2. For each obstacle index `i` that the in-progress run has NOT completed (i.e. `i >= len(current_times)`), the pool of candidate times is `[run[i] for run in obstacle_data if len(run) > i]`.
3. Every combination of one sampled time per remaining obstacle is equally likely. Return the fraction of combinations for which `sum(current_times) + sum(sampled) <= personal_best`.
4. Return a float in `[0.0, 1.0]`.
**Example:** course of 3 obstacles, history `[[3,3,2],[3,3,3]]`, in-progress run `[3,3]`. Personal best = 8. The last obstacle's pool is `{2,3}`, so the completed run is `[3,3,2]` (=8, beats/ties) or `[3,3,3]` (=9, no), each with probability 1/2 -> answer `0.5`.
Constraints
- 1 <= obstacle_count
- 0 <= len(current_times) <= obstacle_count (the in-progress run is a prefix)

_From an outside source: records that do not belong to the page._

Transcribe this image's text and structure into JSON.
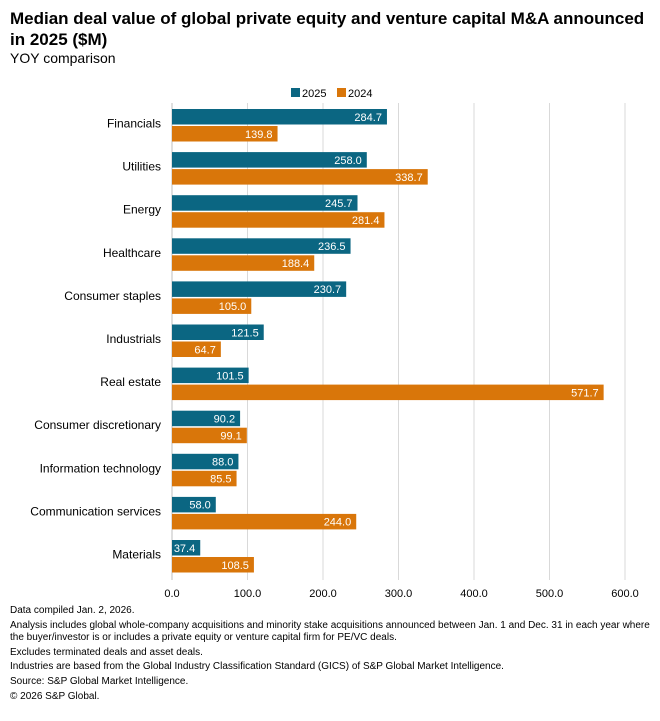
{
  "colors": {
    "s2025": "#0b6682",
    "s2024": "#d9760a",
    "grid": "#d9d9d9"
  },
  "chart_data": {
    "type": "bar",
    "orientation": "horizontal",
    "title": "Median deal value of global private equity and venture capital M&A announced in 2025 ($M)",
    "subtitle": "YOY comparison",
    "categories": [
      "Financials",
      "Utilities",
      "Energy",
      "Healthcare",
      "Consumer staples",
      "Industrials",
      "Real estate",
      "Consumer discretionary",
      "Information technology",
      "Communication services",
      "Materials"
    ],
    "series": [
      {
        "name": "2025",
        "values": [
          284.7,
          258.0,
          245.7,
          236.5,
          230.7,
          121.5,
          101.5,
          90.2,
          88.0,
          58.0,
          37.4
        ]
      },
      {
        "name": "2024",
        "values": [
          139.8,
          338.7,
          281.4,
          188.4,
          105.0,
          64.7,
          571.7,
          99.1,
          85.5,
          244.0,
          108.5
        ]
      }
    ],
    "xlim": [
      0,
      600
    ],
    "xticks": [
      "0.0",
      "100.0",
      "200.0",
      "300.0",
      "400.0",
      "500.0",
      "600.0"
    ],
    "legend_position": "top-center",
    "grid": true
  },
  "footnotes": [
    "Data compiled Jan. 2, 2026.",
    "Analysis includes global whole-company acquisitions and minority stake acquisitions announced between Jan. 1 and Dec. 31 in each year where the buyer/investor is or includes a private equity or venture capital firm for PE/VC deals.",
    "Excludes terminated deals and asset deals.",
    "Industries are based from the Global Industry Classification Standard (GICS) of S&P Global Market Intelligence.",
    "Source: S&P Global Market Intelligence.",
    "© 2026 S&P Global."
  ]
}
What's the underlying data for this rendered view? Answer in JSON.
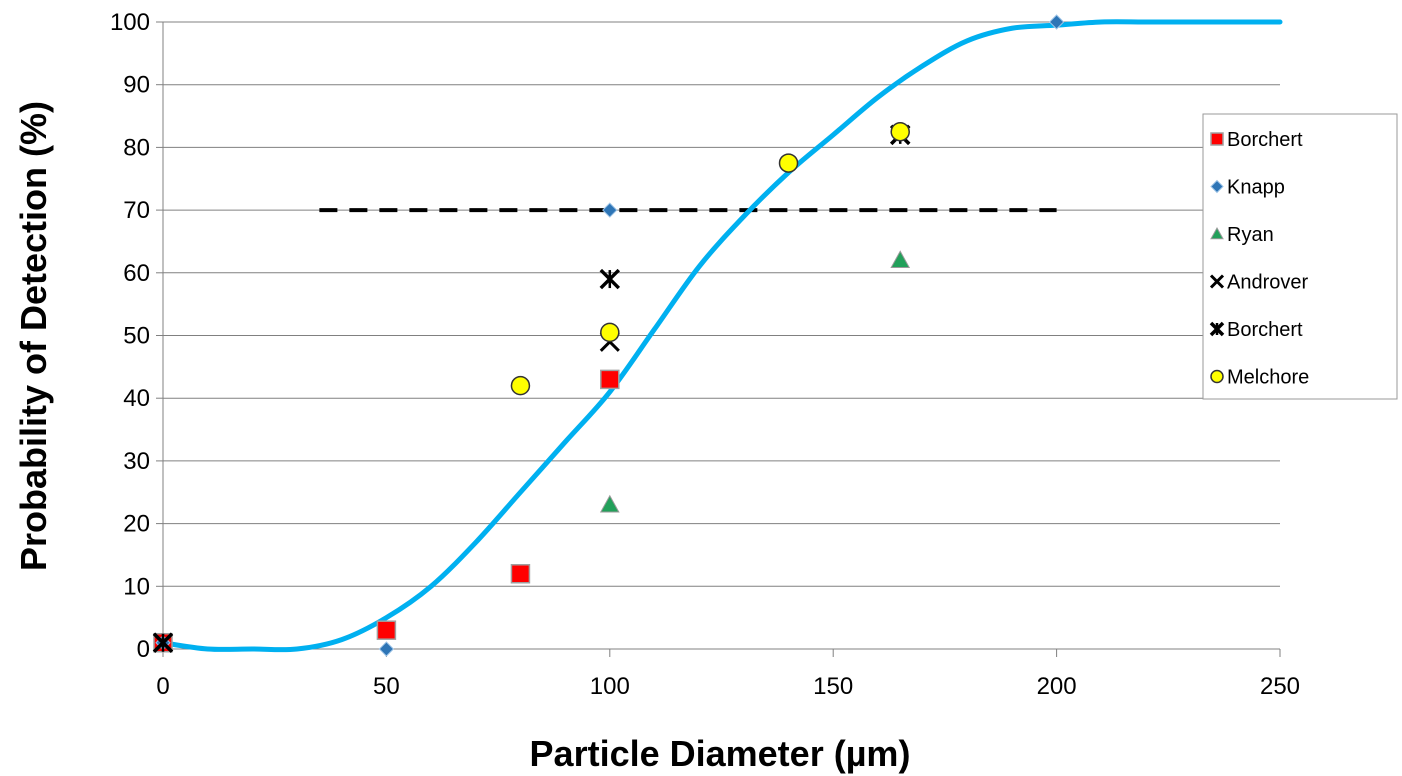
{
  "chart_data": {
    "type": "scatter",
    "title": "",
    "xlabel": "Particle Diameter (µm)",
    "ylabel": "Probability of Detection (%)",
    "xlim": [
      0,
      250
    ],
    "ylim": [
      0,
      100
    ],
    "xticks": [
      "0",
      "50",
      "100",
      "150",
      "200",
      "250"
    ],
    "yticks": [
      "0",
      "10",
      "20",
      "30",
      "40",
      "50",
      "60",
      "70",
      "80",
      "90",
      "100"
    ],
    "grid": "horizontal",
    "legend_position": "right",
    "series": [
      {
        "name": "Borchert",
        "marker": "square",
        "color": "#ff0000",
        "points": [
          [
            0,
            1
          ],
          [
            50,
            3
          ],
          [
            80,
            12
          ],
          [
            100,
            43
          ]
        ]
      },
      {
        "name": "Knapp",
        "marker": "diamond",
        "color": "#2e75b6",
        "points": [
          [
            0,
            1
          ],
          [
            50,
            0
          ],
          [
            100,
            70
          ],
          [
            200,
            100
          ]
        ]
      },
      {
        "name": "Ryan",
        "marker": "triangle",
        "color": "#22a05a",
        "points": [
          [
            100,
            23
          ],
          [
            165,
            62
          ]
        ]
      },
      {
        "name": "Androver",
        "marker": "x",
        "color": "#000000",
        "points": [
          [
            0,
            1
          ],
          [
            100,
            49
          ],
          [
            165,
            82
          ]
        ]
      },
      {
        "name": "Borchert",
        "marker": "star",
        "color": "#000000",
        "points": [
          [
            0,
            1
          ],
          [
            100,
            59
          ],
          [
            165,
            82
          ]
        ]
      },
      {
        "name": "Melchore",
        "marker": "circle",
        "color": "#ffff00",
        "points": [
          [
            80,
            42
          ],
          [
            100,
            50.5
          ],
          [
            140,
            77.5
          ],
          [
            165,
            82.5
          ]
        ]
      }
    ],
    "reference_line": {
      "y": 70,
      "x_start": 35,
      "x_end": 200,
      "style": "dashed",
      "color": "#000000"
    },
    "fit_curve": {
      "color": "#00b0f0",
      "points": [
        [
          0,
          1
        ],
        [
          10,
          0
        ],
        [
          20,
          0
        ],
        [
          30,
          0
        ],
        [
          40,
          1.5
        ],
        [
          50,
          5
        ],
        [
          60,
          10
        ],
        [
          70,
          17
        ],
        [
          80,
          25
        ],
        [
          90,
          33
        ],
        [
          100,
          41
        ],
        [
          110,
          51
        ],
        [
          120,
          61
        ],
        [
          130,
          69
        ],
        [
          140,
          76
        ],
        [
          150,
          82
        ],
        [
          160,
          88
        ],
        [
          170,
          93
        ],
        [
          180,
          97
        ],
        [
          190,
          99
        ],
        [
          200,
          99.5
        ],
        [
          210,
          100
        ],
        [
          220,
          100
        ],
        [
          230,
          100
        ],
        [
          240,
          100
        ],
        [
          250,
          100
        ]
      ]
    }
  }
}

- At least one run in obstacle_data is complete (length == obstacle_count), so the personal best is defined.
- Every remaining obstacle index is reached by at least one historical run (otherwise the probability is 0).
- All obstacle times are positive integers.
Examples
Input: ([[3, 3, 2], [3, 3, 3]], [3, 3], 3)
Expected Output: 0.5
Explanation: Personal best among completed runs is 8 ([3,3,2]). The in-progress run [3,3] has obstacle 2 left; its pool is {2,3}. Total is 8 (<=8, counts) or 9 (no), each equally likely -> 0.5.
Input: ([[3, 3, 2, 3], [3, 3, 3, 2], [5, 5, 2]], [3, 3], 4)
Expected Output: 0.8333333333333334
Explanation: Completed runs total 11 and 11, so personal best = 11. Two obstacles remain. Obstacle 2 pool = [2,3,2] (the incomplete run [5,5,2] reached it), obstacle 3 pool = [3,2]. Of the 6 equally-likely (time2,time3) pairs, all give 6 + (time2+time3) <= 11 except (3,3) -> 12; 5/6 = 0.8333.
Input: ([[3, 3, 2], [3, 3, 3]], [3, 3, 2], 3)
Expected Output: 1.0
Explanation: The in-progress run is already complete with total 8, which ties the personal best of 8. No obstacles remain, so the single (empty) combination satisfies <= 8 -> probability 1.0.
Input: ([[10, 1]], [], 2)
Expected Output: 1.0
Explanation: Only one completed run [10,1] (total 11), so personal best = 11. The in-progress run has recorded nothing, so both obstacles are sampled; the only candidates are 10 and 1, giving 11 <= 11 with certainty -> 1.0.
Input: ([[5, 5, 5], [4, 4, 4]], [9], 3)
Expected Output: 0.0
Explanation: Personal best = min(15, 12) = 12. The in-progress run has fixed time 9 with two obstacles left; each remaining pool is {5,4}, so the minimum possible remaining sum is 4+4=8, giving total >= 17 > 12. No combination can tie or beat 12 -> 0.0.
Hints
- The personal best is the minimum total over COMPLETED runs only (length == obstacle_count); incomplete runs never set the personal best, but their recorded obstacle times ARE valid samples for the obstacles they reached.
- For obstacle index i, the candidate sample times are exactly run[i] for every run whose length is greater than i.
- Instead of 10,000 random trials, compute the exact probability: every combination of one candidate per remaining obstacle is equally likely, so the answer is (# combinations with current_fixed_sum + sampled_sum <= personal_best) / (total # combinations).
- Full enumeration is pool_size ^ remaining_obstacles in the worst case. Use a DP/convolution: keep a map from achievable remaining-sum to how many combinations produce it, and extend it one obstacle at a time.